The captain offered her his hands to grasp, so she could pull herself up, while Manville crouched against the head of the bunk to put his hands behind her shoulders and lift.
Pains shot through her, especially around the chest, and she gasped and clenched her teeth, and sat slumped and miserable while the captain reached under the blanket to pull her legs sideways, and Manville helped to turn her, until she was seated on the edge of the bed with her bare feet on the floor, blanket still covering her from waist to knee.
“Mr. Manville,” the captain said, “would you help her to stay there, please, while I get the bandage? I’m sorry, Ms. Baldur, we’ll have to do the bandage first, before you leave the bed.”
The pain was so intense she felt she might faint. “That’s all right,” she whispered, and Manville sat on the bed beside her, one hand on each shoulder to keep her upright.

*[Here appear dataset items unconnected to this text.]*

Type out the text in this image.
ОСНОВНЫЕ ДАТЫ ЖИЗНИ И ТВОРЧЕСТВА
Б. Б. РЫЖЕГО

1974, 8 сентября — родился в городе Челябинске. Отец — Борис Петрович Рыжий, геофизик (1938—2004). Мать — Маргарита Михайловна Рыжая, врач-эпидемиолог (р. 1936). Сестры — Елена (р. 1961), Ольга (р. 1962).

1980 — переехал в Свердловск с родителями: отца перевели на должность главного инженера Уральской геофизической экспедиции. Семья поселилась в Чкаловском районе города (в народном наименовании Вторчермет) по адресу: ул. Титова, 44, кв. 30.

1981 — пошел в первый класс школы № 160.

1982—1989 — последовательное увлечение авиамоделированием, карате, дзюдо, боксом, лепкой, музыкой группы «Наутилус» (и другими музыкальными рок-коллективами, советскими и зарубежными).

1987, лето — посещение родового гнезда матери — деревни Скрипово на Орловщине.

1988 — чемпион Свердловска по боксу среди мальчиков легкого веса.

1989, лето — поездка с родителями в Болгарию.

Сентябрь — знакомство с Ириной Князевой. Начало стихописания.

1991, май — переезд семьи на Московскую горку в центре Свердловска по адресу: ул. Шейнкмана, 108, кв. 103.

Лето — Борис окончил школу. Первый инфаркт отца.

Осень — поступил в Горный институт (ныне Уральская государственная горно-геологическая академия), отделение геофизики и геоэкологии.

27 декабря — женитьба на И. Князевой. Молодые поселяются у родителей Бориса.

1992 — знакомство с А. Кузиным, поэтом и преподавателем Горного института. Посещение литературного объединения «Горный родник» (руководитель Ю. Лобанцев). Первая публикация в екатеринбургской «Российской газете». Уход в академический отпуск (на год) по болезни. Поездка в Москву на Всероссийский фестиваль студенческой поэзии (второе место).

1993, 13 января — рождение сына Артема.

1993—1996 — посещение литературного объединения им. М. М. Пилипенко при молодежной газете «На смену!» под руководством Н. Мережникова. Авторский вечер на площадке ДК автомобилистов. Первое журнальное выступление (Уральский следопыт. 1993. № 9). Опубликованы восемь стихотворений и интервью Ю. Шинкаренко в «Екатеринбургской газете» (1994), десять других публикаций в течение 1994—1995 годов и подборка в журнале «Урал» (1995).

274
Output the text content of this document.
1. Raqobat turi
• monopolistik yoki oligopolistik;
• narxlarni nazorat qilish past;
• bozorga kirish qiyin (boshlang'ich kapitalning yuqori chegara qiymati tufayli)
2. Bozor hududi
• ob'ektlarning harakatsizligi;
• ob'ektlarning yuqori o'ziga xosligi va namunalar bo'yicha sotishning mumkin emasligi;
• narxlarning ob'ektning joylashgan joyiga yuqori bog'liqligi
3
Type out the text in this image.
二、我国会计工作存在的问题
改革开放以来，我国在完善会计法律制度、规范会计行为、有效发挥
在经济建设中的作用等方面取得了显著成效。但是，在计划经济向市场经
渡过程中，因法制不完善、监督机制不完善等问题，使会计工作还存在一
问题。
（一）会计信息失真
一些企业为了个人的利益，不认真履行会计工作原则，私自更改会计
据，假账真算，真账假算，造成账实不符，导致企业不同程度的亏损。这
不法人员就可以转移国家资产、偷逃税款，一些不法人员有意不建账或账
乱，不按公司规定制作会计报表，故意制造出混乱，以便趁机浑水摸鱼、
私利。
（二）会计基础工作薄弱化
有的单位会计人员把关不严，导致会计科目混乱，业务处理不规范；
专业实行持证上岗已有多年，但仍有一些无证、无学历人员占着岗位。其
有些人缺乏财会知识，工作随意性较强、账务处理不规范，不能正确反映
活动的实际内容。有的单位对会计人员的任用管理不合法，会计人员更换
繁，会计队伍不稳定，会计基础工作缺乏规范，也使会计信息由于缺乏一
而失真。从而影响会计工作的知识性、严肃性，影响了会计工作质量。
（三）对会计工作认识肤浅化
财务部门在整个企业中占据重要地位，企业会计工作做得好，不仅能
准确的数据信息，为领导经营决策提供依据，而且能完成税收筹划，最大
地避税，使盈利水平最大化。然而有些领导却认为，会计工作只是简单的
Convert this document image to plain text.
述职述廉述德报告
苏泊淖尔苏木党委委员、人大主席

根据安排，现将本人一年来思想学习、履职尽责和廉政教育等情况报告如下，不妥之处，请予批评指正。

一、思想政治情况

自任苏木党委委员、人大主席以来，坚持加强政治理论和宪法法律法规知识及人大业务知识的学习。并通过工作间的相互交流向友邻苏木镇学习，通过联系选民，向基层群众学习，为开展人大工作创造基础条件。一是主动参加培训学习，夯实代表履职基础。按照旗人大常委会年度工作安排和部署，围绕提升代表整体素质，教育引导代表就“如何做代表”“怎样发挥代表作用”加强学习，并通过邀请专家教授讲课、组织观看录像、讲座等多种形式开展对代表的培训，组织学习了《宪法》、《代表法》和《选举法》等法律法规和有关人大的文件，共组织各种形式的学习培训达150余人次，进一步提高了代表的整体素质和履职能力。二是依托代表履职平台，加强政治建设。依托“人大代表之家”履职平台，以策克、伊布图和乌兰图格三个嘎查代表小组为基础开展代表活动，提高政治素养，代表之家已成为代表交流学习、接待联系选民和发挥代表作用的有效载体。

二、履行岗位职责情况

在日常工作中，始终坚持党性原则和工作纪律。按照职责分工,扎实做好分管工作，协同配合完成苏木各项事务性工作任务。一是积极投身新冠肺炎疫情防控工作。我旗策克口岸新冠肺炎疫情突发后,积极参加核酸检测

The captain had a medical bag with him, on the floor, and while he rooted through it the other man said, “I’m George Manville, I was the chief engineer on that test on the island. I’m the one who didn’t think to put in a fail-safe. So I’m to blame for what happened to you.”
She tried to look at him, surprised, and saw his earnestness, and said, “Oh, no, I don’t have anybody to blame but me. All of my grand gestures end in pratfalls, Mr. Manville, don’t blame yourself for it.”
“Here we are,” said the captain, and he wound the tan elastic bandage around her torso three times, not too tight, fixing the end with two small metal clips. “That should make things a little easier,” he said.
It did. Breathing was somewhat harder, but when she moved there was much less pain. “Thank you.”
“Let us help you to your feet.”
God, she was shaky! Her legs felt like Play-Doh. When she was standing and they let go of her, she swayed back and forth like a sapling in a wind. “I don’t know,” she said, but somehow kept her balance.
They helped her across the narrow room to the lavatory door. “We’ll wait in the corridor,” the captain told her, and Manville gave her another encouraging smile, and they went outside, shutting the door.
She heard them talking together in the corridor as she weakly pulled open the lavatory door and hobbled inside. In the mirror there, she saw what a haggard wreck she was, how her hair looked like last year’s bird nest and there were great dark crescents under her eyes. And all over her body were large irregular bluish-gray bruises. That would be blood, wouldn’t it, under the skin. God, I really did hurt myself, she thought, and felt grateful wonder that she’d survived.